10.7.2023

Ohne Verwaltungsaufwand zur Steuergutschrift

Durch die antragslose Arbeitnehmerveranlagung erhalten Steuerzahlerinnen und Steuerzahler unter bestimmten Voraussetzungen eine Steuererstattung – unabhängig von einem Antrag auf Arbeitnehmerveranla­gung.
Betroffen von der antragslosen (automatischen) Veranlagung sind all jene Steuerzahlerinnen und -zahler, die für 2022 ein Guthaben erwarten, aber bis jetzt keinen Steuerausgleich gemacht haben. Das Finanzamt wird ihnen ab Juli ein Schreiben schicken und sie ersuchen, die dort angeführten Kontodaten zu überprüfen und gegebenenfalls binnen vier Wochen aktualisiert zurückzumelden. Die Steuergutschrift wird dann auf dem Konto der Betroffenen gutgeschrieben und ein Bescheid automatisch zugestellt. 

Nicht auf Brief warten

Treffen wird es vor allem jene, die nur teilweise gearbeitet haben, wie Studentinnen und Studenten und Schülerinnen und Schüler sowie Personen mit kleinen Pensionen. AK-Steuerexperte Bernhard Koller rät aber, "nicht darauf zu vertrauen, dass man einen Brief bekommt: Wir raten, den Steuerausgleich lieber gleich zu machen und sich bei uns zu informieren, wenn es Fragen gibt."
Jene, die etwas zum Abschreiben haben wie etwaige Ausbildungen, Krankheitskosten, Fachliteratur, Pendlerpauschale usw., sollten nicht auf einen Brief vom Finanzamt warten. Nichts zu tun hat die antragslose Arbeitnehmerveranlagung mit der Absetzbarkeit von Spenden beziehungsweise dem Kirchenbeitrag.

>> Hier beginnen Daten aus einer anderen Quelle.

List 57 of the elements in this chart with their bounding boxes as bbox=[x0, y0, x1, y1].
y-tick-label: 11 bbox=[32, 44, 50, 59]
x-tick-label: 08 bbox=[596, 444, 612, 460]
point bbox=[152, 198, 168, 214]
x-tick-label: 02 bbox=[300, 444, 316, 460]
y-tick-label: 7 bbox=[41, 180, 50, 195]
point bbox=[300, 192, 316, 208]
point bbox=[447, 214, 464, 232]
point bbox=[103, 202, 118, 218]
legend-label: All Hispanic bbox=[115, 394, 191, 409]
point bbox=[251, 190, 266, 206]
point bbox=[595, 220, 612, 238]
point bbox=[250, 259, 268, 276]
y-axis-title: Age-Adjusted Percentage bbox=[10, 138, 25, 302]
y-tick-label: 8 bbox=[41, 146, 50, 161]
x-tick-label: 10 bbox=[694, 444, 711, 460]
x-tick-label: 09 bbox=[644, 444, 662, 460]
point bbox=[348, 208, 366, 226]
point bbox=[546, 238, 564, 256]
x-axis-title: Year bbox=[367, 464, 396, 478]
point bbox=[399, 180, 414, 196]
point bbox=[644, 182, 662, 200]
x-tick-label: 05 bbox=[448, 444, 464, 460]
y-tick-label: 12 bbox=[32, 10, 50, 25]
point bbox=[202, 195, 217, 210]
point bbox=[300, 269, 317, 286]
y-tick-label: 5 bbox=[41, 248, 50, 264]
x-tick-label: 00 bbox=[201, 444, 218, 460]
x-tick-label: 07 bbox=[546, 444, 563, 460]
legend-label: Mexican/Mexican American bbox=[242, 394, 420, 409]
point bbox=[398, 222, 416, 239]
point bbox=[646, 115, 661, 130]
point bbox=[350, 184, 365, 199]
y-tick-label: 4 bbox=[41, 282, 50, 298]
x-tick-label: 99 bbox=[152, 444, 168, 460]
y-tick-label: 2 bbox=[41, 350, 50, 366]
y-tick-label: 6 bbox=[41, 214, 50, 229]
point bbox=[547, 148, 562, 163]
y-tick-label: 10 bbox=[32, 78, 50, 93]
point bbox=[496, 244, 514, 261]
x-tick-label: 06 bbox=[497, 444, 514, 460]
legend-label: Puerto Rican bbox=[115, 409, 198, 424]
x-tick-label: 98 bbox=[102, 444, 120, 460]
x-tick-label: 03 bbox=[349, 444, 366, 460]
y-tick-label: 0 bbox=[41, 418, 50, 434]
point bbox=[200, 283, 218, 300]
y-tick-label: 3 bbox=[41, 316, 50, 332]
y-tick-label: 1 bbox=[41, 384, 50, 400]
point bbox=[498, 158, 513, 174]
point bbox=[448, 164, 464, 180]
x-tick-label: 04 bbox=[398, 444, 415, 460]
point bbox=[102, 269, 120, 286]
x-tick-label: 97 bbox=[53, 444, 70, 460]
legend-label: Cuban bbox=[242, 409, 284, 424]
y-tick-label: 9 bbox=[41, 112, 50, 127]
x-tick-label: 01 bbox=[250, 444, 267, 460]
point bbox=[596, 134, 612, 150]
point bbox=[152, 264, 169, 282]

Automatisch nach zwei Jahren

Sollte nach Ablauf von zwei Jahren nach dem Veranlagungszeitraum noch kein Steuerausgleich erfolgt sein, wird aber im Fall einer Gutschrift von Amts wegen immer eine antragslose Arbeitnehmerveranlagung durchgeführt. Das wäre beispielsweise der Fall, wenn bis zum 31. Dezember 2024 noch keine Steuerveranlagung für 2022 erfolgt ist.

HINWEIS

Eine antragslose Arbeitnehmerveranlagung erfolgt nur dann, wenn 

  • bis zum 30. Juni des Folgejahres keine Arbeitnehmerveranlagung eingereicht wurde,
  • ausschließlich lohnsteuerpflichtige Einkünfte bezogen worden sind,
  • die Veranlagung zu einer Steuergutschrift führt,
  • keine Werbungskosten, Sonderausgaben, außergewöhnliche Belastungen, antragsgebundene Freibeträge (Kinderfreibetrag) oder Absetzbeträge (Unterhalts-, Alleinverdiener-/Alleinerzieherabsetzbetrag) geltend gemacht werden.